I agree that it doesn't seem like a bad approach to expose that URI, but
I'm not sure that's really the end of it since there's going to be cases
where people would like to have a KEK on a yubikey and there'll be other
cases where people would like to offload all of the encryption and
decryption to a HSM crypto accelerator and, ideally, we'd allow them to
be able to configure PG for either of those cases.

Sure, eventually.

I don't think it's necessarily that hard either. If you wanted you could probably put the WAL and heap key acquisition behind a pluggable interface too, and use the same KeyWrapCtx and PgCipherCtx to abstract their use.

fork() could be exciting, but mostly that's a matter of adding before-fork and after-fork APIs to let the plugin do the right thing depending on the underlying library it uses.

I don't see a problem with adding hooks, where they make sense, but we
should also make things work in a sensible way and a way that works with
at least the use-cases that I've outlined, ideally, without having to go
get an extension or write C code.

I think the sensible use case *is* the generated password, simple configuration.

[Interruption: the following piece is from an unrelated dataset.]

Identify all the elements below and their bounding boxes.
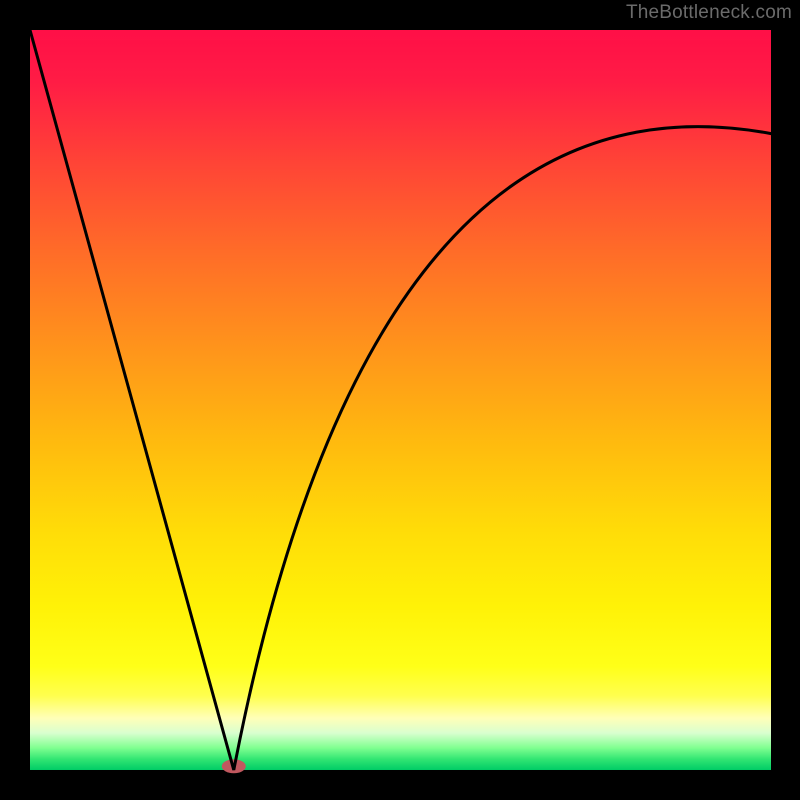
chart-container: TheBottleneck.com — [0, 0, 800, 800]
watermark-text: TheBottleneck.com — [626, 2, 792, 24]
chart-svg — [0, 0, 800, 800]
plot-background — [30, 30, 771, 770]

What I'd ideally like to do is have that as a sort of default cluster_encryption_plugin called 'password' per the imaginary config I outlined above.

Then we could bundle an openssl_engine plugin that would let you do pretty much anything else by configuring openssl, using openssl engines directly or via pkcs#11, etc.

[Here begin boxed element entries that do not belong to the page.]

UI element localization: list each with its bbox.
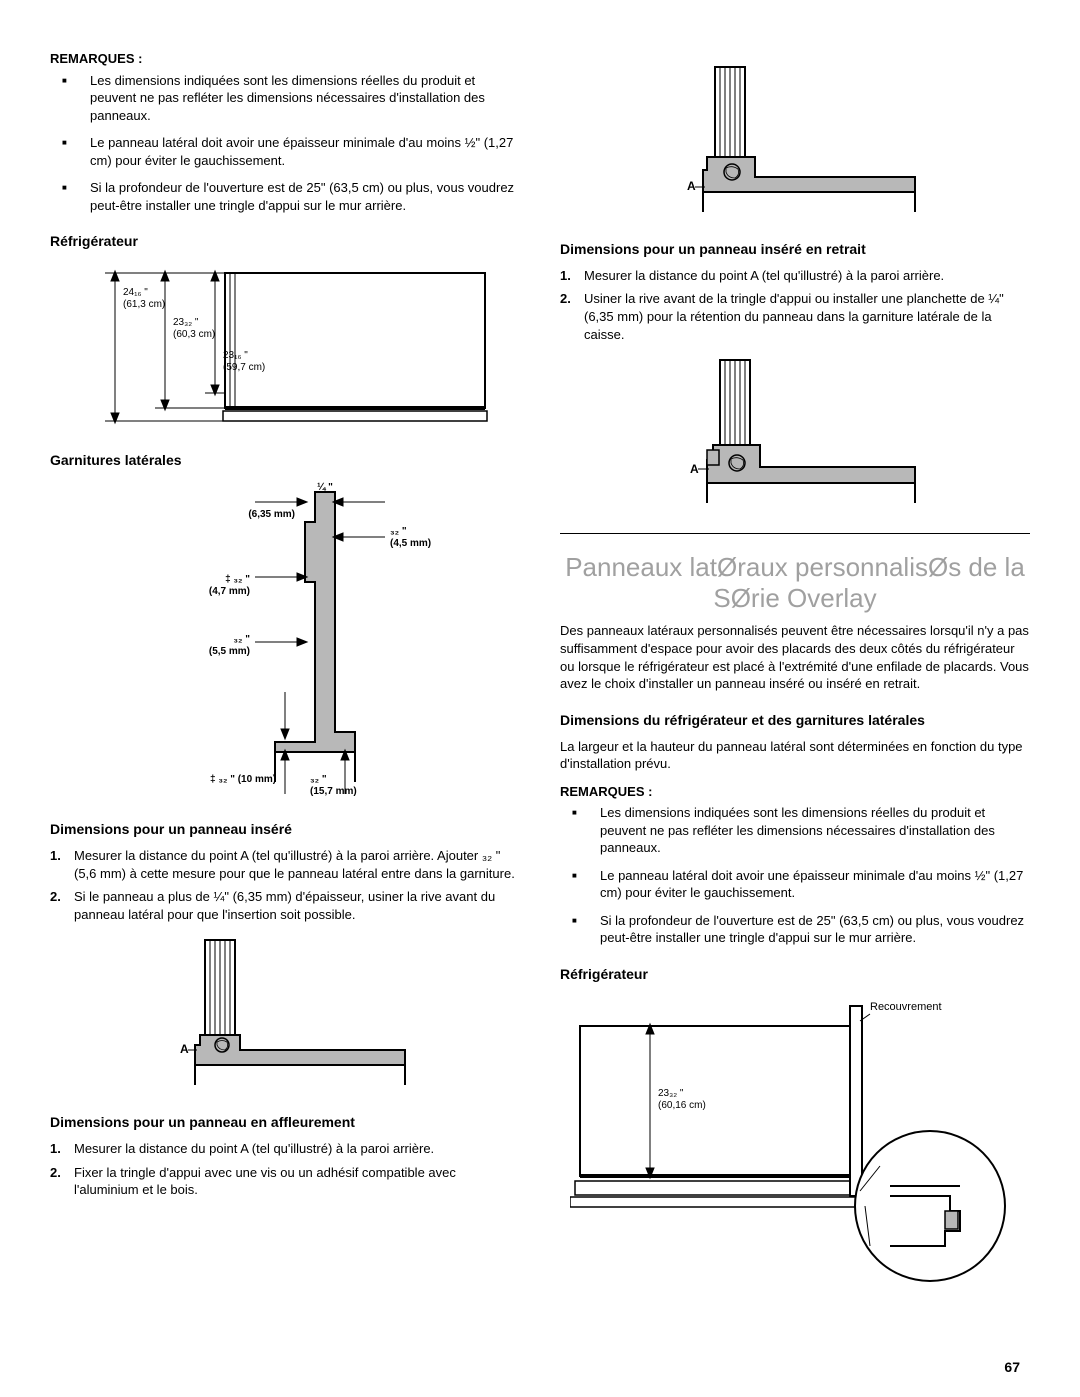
svg-text:Recouvrement: Recouvrement [870, 1001, 942, 1013]
list-item: Si la profondeur de l'ouverture est de 2… [74, 179, 520, 214]
page-number: 67 [1004, 1358, 1020, 1377]
svg-text:23₃₂ ": 23₃₂ " [658, 1088, 684, 1099]
list-item: 2.Fixer la tringle d'appui avec une vis … [50, 1164, 520, 1199]
step-text: Si le panneau a plus de ¼" (6,35 mm) d'é… [74, 888, 520, 923]
remarques-list: Les dimensions indiquées sont les dimens… [50, 72, 520, 215]
step-text: Mesurer la distance du point A (tel qu'i… [584, 267, 944, 285]
refrigerateur-title: Réfrigérateur [50, 232, 520, 251]
step-text: Mesurer la distance du point A (tel qu'i… [74, 847, 520, 882]
garnitures-title: Garnitures latérales [50, 451, 520, 470]
list-item: Les dimensions indiquées sont les dimens… [584, 804, 1030, 857]
retrait-diagram: A [560, 355, 1030, 515]
retrait-steps: 1.Mesurer la distance du point A (tel qu… [560, 267, 1030, 343]
overlay-refrig-diagram: Recouvrement 23₃₂ " (60,16 cm) [560, 996, 1030, 1296]
top-right-diagram: A [560, 62, 1030, 222]
garnitures-diagram: ¼ " (6,35 mm) ₃₂ " (4,5 mm) ‡ ₃₂ " (4,7 … [50, 482, 520, 802]
separator [560, 533, 1030, 534]
svg-text:A: A [690, 462, 699, 476]
list-item: Si la profondeur de l'ouverture est de 2… [584, 912, 1030, 947]
dims-intro: La largeur et la hauteur du panneau laté… [560, 738, 1030, 773]
svg-text:(15,7 mm): (15,7 mm) [310, 786, 357, 797]
retrait-title: Dimensions pour un panneau inséré en ret… [560, 240, 1030, 259]
step-text: Mesurer la distance du point A (tel qu'i… [74, 1140, 434, 1158]
svg-text:A: A [180, 1042, 189, 1056]
list-item: 2.Si le panneau a plus de ¼" (6,35 mm) d… [50, 888, 520, 923]
insere-title: Dimensions pour un panneau inséré [50, 820, 520, 839]
svg-text:(5,5 mm): (5,5 mm) [209, 646, 250, 657]
list-item: 1.Mesurer la distance du point A (tel qu… [50, 847, 520, 882]
svg-text:(59,7 cm): (59,7 cm) [223, 362, 265, 373]
step-text: Fixer la tringle d'appui avec une vis ou… [74, 1164, 520, 1199]
overlay-title: Panneaux latØraux personnalisØs de la SØ… [560, 552, 1030, 614]
affleur-steps: 1.Mesurer la distance du point A (tel qu… [50, 1140, 520, 1199]
svg-text:(60,3 cm): (60,3 cm) [173, 329, 215, 340]
svg-text:23₃₂ ": 23₃₂ " [173, 317, 199, 328]
right-column: A Dimensions pour un panneau inséré en r… [560, 50, 1030, 1308]
svg-text:₃₂ ": ₃₂ " [390, 526, 407, 537]
list-item: Le panneau latéral doit avoir une épaiss… [584, 867, 1030, 902]
list-item: 1.Mesurer la distance du point A (tel qu… [560, 267, 1030, 285]
svg-text:₃₂ ": ₃₂ " [310, 774, 327, 785]
svg-text:24₁₆ ": 24₁₆ " [123, 287, 148, 298]
insere-steps: 1.Mesurer la distance du point A (tel qu… [50, 847, 520, 923]
svg-text:(4,7 mm): (4,7 mm) [209, 586, 250, 597]
svg-text:(61,3 cm): (61,3 cm) [123, 299, 165, 310]
overlay-intro: Des panneaux latéraux personnalisés peuv… [560, 622, 1030, 692]
svg-text:¼ ": ¼ " [317, 482, 333, 493]
left-column: REMARQUES : Les dimensions indiquées son… [50, 50, 520, 1308]
svg-text:(6,35 mm): (6,35 mm) [248, 509, 295, 520]
svg-text:A: A [687, 179, 696, 193]
list-item: 1.Mesurer la distance du point A (tel qu… [50, 1140, 520, 1158]
svg-text:(60,16 cm): (60,16 cm) [658, 1100, 706, 1111]
dims-title: Dimensions du réfrigérateur et des garni… [560, 711, 1030, 730]
step-text: Usiner la rive avant de la tringle d'app… [584, 290, 1030, 343]
remarques-heading: REMARQUES : [50, 50, 520, 68]
svg-text:‡ ₃₂ ": ‡ ₃₂ " [225, 574, 250, 585]
insere-diagram: A [50, 935, 520, 1095]
list-item: Le panneau latéral doit avoir une épaiss… [74, 134, 520, 169]
svg-text:(4,5 mm): (4,5 mm) [390, 538, 431, 549]
refrigerateur-diagram: 24₁₆ " (61,3 cm) 23₃₂ " (60,3 cm) 23₁₆ "… [50, 263, 520, 433]
refrig-title-right: Réfrigérateur [560, 965, 1030, 984]
svg-text:₃₂ ": ₃₂ " [233, 634, 250, 645]
remarques-list-right: Les dimensions indiquées sont les dimens… [560, 804, 1030, 947]
svg-text:23₁₆ ": 23₁₆ " [223, 350, 248, 361]
svg-text:‡ ₃₂ " (10 mm): ‡ ₃₂ " (10 mm) [210, 774, 276, 785]
list-item: Les dimensions indiquées sont les dimens… [74, 72, 520, 125]
affleur-title: Dimensions pour un panneau en affleureme… [50, 1113, 520, 1132]
remarques-heading-right: REMARQUES : [560, 783, 1030, 801]
list-item: 2.Usiner la rive avant de la tringle d'a… [560, 290, 1030, 343]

There's an active patch that's been worked on for quite some time that's
getting some renewed interest in adding NSS support, something I
certainly support also, so we really shouldn't be taking steps that end
up making it more difficult to support alternatives.

Right.

So in the plugin based approach above that would mean providing a cluster_encryption_plugin='nss' .

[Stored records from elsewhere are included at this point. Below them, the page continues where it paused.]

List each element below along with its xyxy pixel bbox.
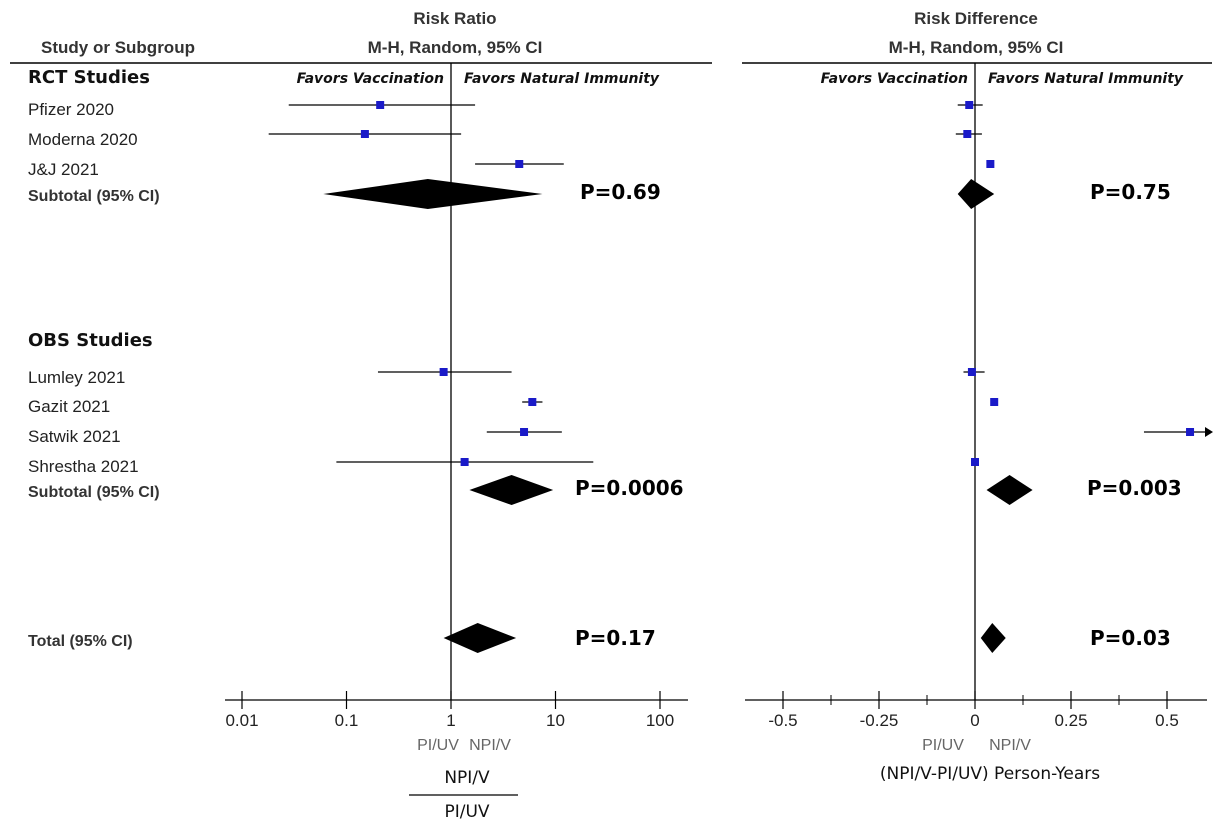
study-label: J&J 2021 <box>28 160 99 179</box>
study-label: Lumley 2021 <box>28 368 125 387</box>
rr-total-diamond <box>443 623 517 653</box>
rd-point-estimate <box>967 368 976 376</box>
rd-point-estimate <box>990 398 999 406</box>
rd-tick-label: -0.25 <box>860 711 899 730</box>
study-label: Satwik 2021 <box>28 427 121 446</box>
rd-tick-label: 0.25 <box>1054 711 1087 730</box>
rd-tick-label: 0 <box>970 711 979 730</box>
rr-point-estimate <box>460 458 469 466</box>
rd-point-estimate <box>963 130 972 138</box>
rr-direction-left: PI/UV <box>417 737 459 754</box>
rd-tick-label: 0.5 <box>1155 711 1179 730</box>
rd-pvalue-rct: P=0.75 <box>1090 180 1171 204</box>
study-label: Moderna 2020 <box>28 130 138 149</box>
rd-point-estimate <box>1186 428 1195 436</box>
rd-favors-left: Favors Vaccination <box>821 71 968 87</box>
rd-subtotal-diamond <box>986 475 1033 505</box>
rr-subtotal-diamond <box>323 179 543 209</box>
study-label: Pfizer 2020 <box>28 100 114 119</box>
rr-direction-right: NPI/V <box>469 737 511 754</box>
study-label: Shrestha 2021 <box>28 457 139 476</box>
rr-xlabel-numerator: NPI/V <box>444 768 490 788</box>
rr-point-estimate <box>439 368 448 376</box>
rr-subtotal-diamond <box>469 475 554 505</box>
rd-subtotal-diamond <box>957 179 995 209</box>
subtotal-label: Subtotal (95% CI) <box>28 484 160 501</box>
rr-tick-label: 100 <box>646 711 674 730</box>
rr-pvalue-obs: P=0.0006 <box>575 476 684 500</box>
rr-point-estimate <box>520 428 529 436</box>
rd-point-estimate <box>971 458 979 466</box>
rr-tick-label: 0.01 <box>225 711 258 730</box>
rd-subtitle: M-H, Random, 95% CI <box>889 38 1064 57</box>
rd-point-estimate <box>986 160 995 168</box>
rd-pvalue-obs: P=0.003 <box>1087 476 1182 500</box>
rd-total-diamond <box>980 623 1006 653</box>
group-label-obs: OBS Studies <box>28 330 153 351</box>
chart-marks: 0.01 0.1 1 10 100 -0.5 -0.25 0 0.25 0.5 <box>225 63 1213 730</box>
rr-subtitle: M-H, Random, 95% CI <box>368 38 543 57</box>
rd-tick-label: -0.5 <box>768 711 797 730</box>
total-label: Total (95% CI) <box>28 633 133 650</box>
rr-pvalue-rct: P=0.69 <box>580 180 661 204</box>
rr-point-estimate <box>515 160 524 168</box>
rd-ci-arrow <box>1205 427 1213 437</box>
rd-direction-left: PI/UV <box>922 737 964 754</box>
rd-direction-right: NPI/V <box>989 737 1031 754</box>
rd-title: Risk Difference <box>914 9 1038 28</box>
rr-tick-label: 0.1 <box>335 711 359 730</box>
rd-xlabel: (NPI/V-PI/UV) Person-Years <box>880 764 1100 784</box>
rd-favors-right: Favors Natural Immunity <box>988 71 1184 87</box>
rr-pvalue-total: P=0.17 <box>575 626 656 650</box>
subtotal-label: Subtotal (95% CI) <box>28 188 160 205</box>
rr-point-estimate <box>528 398 537 406</box>
column-header-study: Study or Subgroup <box>41 38 195 57</box>
rr-tick-label: 10 <box>546 711 565 730</box>
rr-tick-label: 1 <box>446 711 455 730</box>
study-label: Gazit 2021 <box>28 397 110 416</box>
rr-point-estimate <box>376 101 385 109</box>
rd-pvalue-total: P=0.03 <box>1090 626 1171 650</box>
rr-point-estimate <box>360 130 369 138</box>
rr-title: Risk Ratio <box>413 9 496 28</box>
rr-favors-left: Favors Vaccination <box>297 71 444 87</box>
rd-point-estimate <box>965 101 974 109</box>
rr-favors-right: Favors Natural Immunity <box>464 71 660 87</box>
rr-xlabel-denominator: PI/UV <box>444 802 489 822</box>
group-label-rct: RCT Studies <box>28 67 150 88</box>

If we extend PgCipherCtx to support HMAC it should be fairly straightforward.

I definitely think we want to support things directly in PG and not
require an extension or something to be in s_p_l for this.

Alternative proposed above - support dynamic loading but use a separate entrypoint. And if we want we can compile in "plugins" anyway. The interface should be the same whether dynamically loaded or baked in.

> But you might not even have the key. In some HSM implementations the
> key is completely sealed - you can program new HSMs to have the same
> key by using the same configuration, but you cannot actually obtain
> the key short of attacks on the HSM hardware itself. That's very much
> by design - the HSM configuration is usually on an air-gapped system,
> and it isn't sufficient to decrypt anything unless you also have
> access to a copy of the HSM hardware itself. Obviously you accept the
> risks if you take that approach, and you must have an escape route
> where you can re-encrypt the material protected by the HSM against
> some other key. But it's not at all uncommon.

Right, but in such cases you'd need an HSM that's able to perform
encryption and decryption at some reasonable rate.

No, you just have to use it to decrypt and load the WAL and heap keys at startup.


I understand why you're exploring the idea of full crypto offload, but I personally think it's premature. However the same sorts of things that would allow HSM use instead of a password would also be necessary steps toward what you propose.